Friday, October 12, 2018

The Big Seven Seven

Mom and I were at Perkins. There was a jazz band playing near the flapjack pavilion, horns beblapping and bass bumthumping.

Mom gave me a narrow look. "Are you growing a beard? Please don't tell me you are. It's makes you look evil."

"Truth in advertising, Mom."

BLAP.

Mom shouted over the diatonic minor. "Karen didn't call me for my birthday!"

"WHAT."

"KAREN DIDN'T CALL ME ON MY BIRTHDAY! Can you hear me?" Mom pitched her voice as we were washed in a diminished triad of boogie-woogie. "No text! No nothing! Can you believe that? Not a word! That's the thanks I get for all the things I've done for her over the years. Not to mention her birthdays. But that's it. I won't ever talk to her again. I've had it. And if she calls, I won't answer. I don't care. She's rude. She's the rudest person I've ever met."

"I dig it. But you've been saying that for years. You keep saying you're going to cut Karen out of your life, and then you never do."

"This time I am! And then Missy wanted to get together for my birthday. She wanted to get all the girls together, including Karen, of course. But I told them I was driving to Montrose with you."

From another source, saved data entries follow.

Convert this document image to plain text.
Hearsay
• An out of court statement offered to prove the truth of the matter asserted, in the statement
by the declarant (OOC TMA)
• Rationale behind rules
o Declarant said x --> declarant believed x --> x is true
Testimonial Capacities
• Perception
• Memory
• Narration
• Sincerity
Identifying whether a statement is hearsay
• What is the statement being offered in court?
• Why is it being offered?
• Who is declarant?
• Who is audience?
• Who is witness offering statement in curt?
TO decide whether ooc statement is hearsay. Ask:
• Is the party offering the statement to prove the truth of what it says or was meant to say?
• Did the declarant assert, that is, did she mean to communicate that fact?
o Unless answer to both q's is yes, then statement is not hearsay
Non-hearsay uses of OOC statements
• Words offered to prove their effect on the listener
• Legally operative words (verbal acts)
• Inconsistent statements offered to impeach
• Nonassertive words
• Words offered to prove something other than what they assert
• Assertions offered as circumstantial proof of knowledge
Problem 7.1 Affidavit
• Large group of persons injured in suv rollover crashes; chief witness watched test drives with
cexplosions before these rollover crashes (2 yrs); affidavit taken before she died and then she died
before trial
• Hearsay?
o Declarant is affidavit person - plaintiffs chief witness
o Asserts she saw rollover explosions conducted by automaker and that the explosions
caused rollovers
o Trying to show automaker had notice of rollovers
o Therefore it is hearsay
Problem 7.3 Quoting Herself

"Wow. They really don't know you, Mom. When is the last time you've even been in the mountains?"

"A few years ago I went with Medora, to hand her off to someone in Steamboat Springs."

"Okay, let me rephrase that. When is the last time you've been in the mountains without being paid?"

Polytonal chromatic rhythm bopped all over Mom's face as she thought. At last she said, "1979, I think. When I took you and your brothers to Estes Park." Sad horn.

"And yet you love Montrose. In the fictional sense."

"Do you know how I spent my birthday?" An oboe moaned with suspense. "I was on the floor of my bathroom mopping up toilet water."

"One of your better birthdays, then."

"My toilet backs up every time I flush. And the floor is bad because I used a steam cleaner in there once and ripped up some of the tiles. I know I shouldn't have done it, but now there are holes in the floor, and turd water too."

I looked at my omelet. "Maybe I'll get a box."

"So there I was on my birthday mopping up water and the tiles are falling off the wall, too. But I've been taping them up."

"Taping them up. Uh, don't tell me you're using scotch tape?"

"Yes! But what else am I supposed to do? I got some Gorilla glue, but I haven't used it yet. So I use scotch tape and the tiles stay up, at least for a while before water gets the tape soft and unsticky."

"A bathroom isn't a Christmas gift," I said as a saxophone slid chromatically. "Though maybe Freud would have some thoughts on that."

"What?"

"So to sum up, you have turd water, holes in your floor, and tiles falling off. How's the bag of dog food doing that keeps your faucet turned off?"

"Oh, that's my phone."

She saw who was calling, and her eyes got big.

It's Karen, she mouthed.

I mouthed back: Karen is PURE EVIL. You're never talking to her a--

"Karen? Oh, honey! What a dear you are! Thank you for calling. I was about to call you as soon as I got back from Montrose." Mom winked at me. "Tee hee, how thoughtful of you! Yes, let's get together and be together forever! Hee hee ha ha...!"

The drummer hit the hi-hat at just the right moment. Jazz knows all.